Python: Issue with Writing over Lines? - python

So, this is the code I'm using in Python to remove lines, hence the name "cleanse." I have a list of a few thousand words and their parts-of-speech:
NN by
PP at
PP at
... This is the issue. For whatever reason (one I can't figure out and have been trying to for a few hours), the program I'm using to go through the word inputs isn't clearing duplicates, so the next best thing I can do is the former! Y'know, cycle through the file and delete the duplicates on run. However, whenever I do, this code instead takes the last line of the list and duplicates that hundreds of thousands of times.
Thoughts, please? :(
EDIT: The idea is that cleanseArchive() goes through a file called words.txt, takes any duplicate lines and deletes them.
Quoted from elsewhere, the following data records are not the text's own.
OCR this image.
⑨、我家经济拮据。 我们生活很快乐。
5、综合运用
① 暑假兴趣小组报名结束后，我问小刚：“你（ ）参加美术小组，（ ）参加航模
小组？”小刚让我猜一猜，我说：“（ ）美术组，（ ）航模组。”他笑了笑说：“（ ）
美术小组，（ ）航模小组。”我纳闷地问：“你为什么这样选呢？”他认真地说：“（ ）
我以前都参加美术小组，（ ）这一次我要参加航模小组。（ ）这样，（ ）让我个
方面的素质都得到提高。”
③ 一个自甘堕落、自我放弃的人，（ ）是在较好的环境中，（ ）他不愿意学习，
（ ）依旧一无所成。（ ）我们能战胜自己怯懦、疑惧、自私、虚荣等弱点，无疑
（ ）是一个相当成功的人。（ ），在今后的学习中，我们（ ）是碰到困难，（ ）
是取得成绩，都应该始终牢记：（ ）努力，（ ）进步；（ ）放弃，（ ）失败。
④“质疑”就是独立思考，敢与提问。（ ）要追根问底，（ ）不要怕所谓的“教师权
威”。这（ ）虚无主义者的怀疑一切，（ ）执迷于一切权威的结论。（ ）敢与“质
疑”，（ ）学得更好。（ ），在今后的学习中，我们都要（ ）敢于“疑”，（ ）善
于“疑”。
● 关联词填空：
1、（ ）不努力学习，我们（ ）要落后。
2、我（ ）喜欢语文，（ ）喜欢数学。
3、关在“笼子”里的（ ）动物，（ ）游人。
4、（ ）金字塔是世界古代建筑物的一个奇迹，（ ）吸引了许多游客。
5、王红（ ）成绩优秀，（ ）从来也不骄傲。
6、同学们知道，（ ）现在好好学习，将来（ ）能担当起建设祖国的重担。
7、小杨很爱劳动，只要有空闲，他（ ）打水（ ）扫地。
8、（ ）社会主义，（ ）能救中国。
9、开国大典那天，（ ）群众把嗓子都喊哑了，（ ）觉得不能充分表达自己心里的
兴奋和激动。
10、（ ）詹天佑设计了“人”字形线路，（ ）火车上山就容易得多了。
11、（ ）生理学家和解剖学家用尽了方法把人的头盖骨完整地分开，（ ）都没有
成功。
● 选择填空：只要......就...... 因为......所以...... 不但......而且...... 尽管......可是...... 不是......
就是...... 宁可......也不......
Since Python isn't able to delete lines, though, and I haven't had luck with any other methods, I've turned to essentially saving the non-duplicate data in a list (saveList) and then writing each object from that list into a new file (deleting the old). However, as of the moment as I said, it just repeats the final object of the original list thousands upon thousands of times.
EDIT2: This is what I have so far, taking suggestions from the replies:
def cleanseArchive():
f = open("words.txt", "r+")
given_line = f.readlines()
f.seek(0)
saveList = set(given_line)
f.close()
os.remove("words.txt")
f = open("words.txt", "a")
f.write(saveList)
but ATM it's giving me this error:
Traceback (most recent call last):
File "C:\Python33\Scripts\AI\prototypal_intelligence.py", line 154, in <module>
initialize()
File "C:\Python33\Scripts\AI\prototypal_intelligence.py", line 100, in initialize
cleanseArchive()
File "C:\Python33\Scripts\AI\prototypal_intelligence.py", line 29, in cleanseArchive
f.write(saveList)
TypeError: must be str, not set

for i in saveList:
f.write(n+"\n")
You basically print the value of n over and over.
Try this:
for i in saveList:
f.write(i+"\n")

If you just want to delete "duplicated lines", I've modified your reading code:
saveList = []
duplicates = []
with open("words.txt", "r") as ins:
for line in ins:
if line not in duplicates:
duplicates.append(line)
saveList.append(line)
Additionally take the correction above!

def cleanseArchive():
f = open("words.txt", "r+")
f.seek(0)
given_line = f.readlines()
saveList = set()
for x,y in enumerate(given_line):
t=(y)
saveList.add(t)
f.close()
os.remove("words.txt")
f = open("words.txt", "a")
for i in saveList: f.write(i)
Finished product! I ended up digging into enumerate and essentially just using that to get the strings. Man, Python has some bumpy roads when you get into sets/lists, holy shit. So much stuff not working for very ambiguous reasons! Whatever the case, fixed it up.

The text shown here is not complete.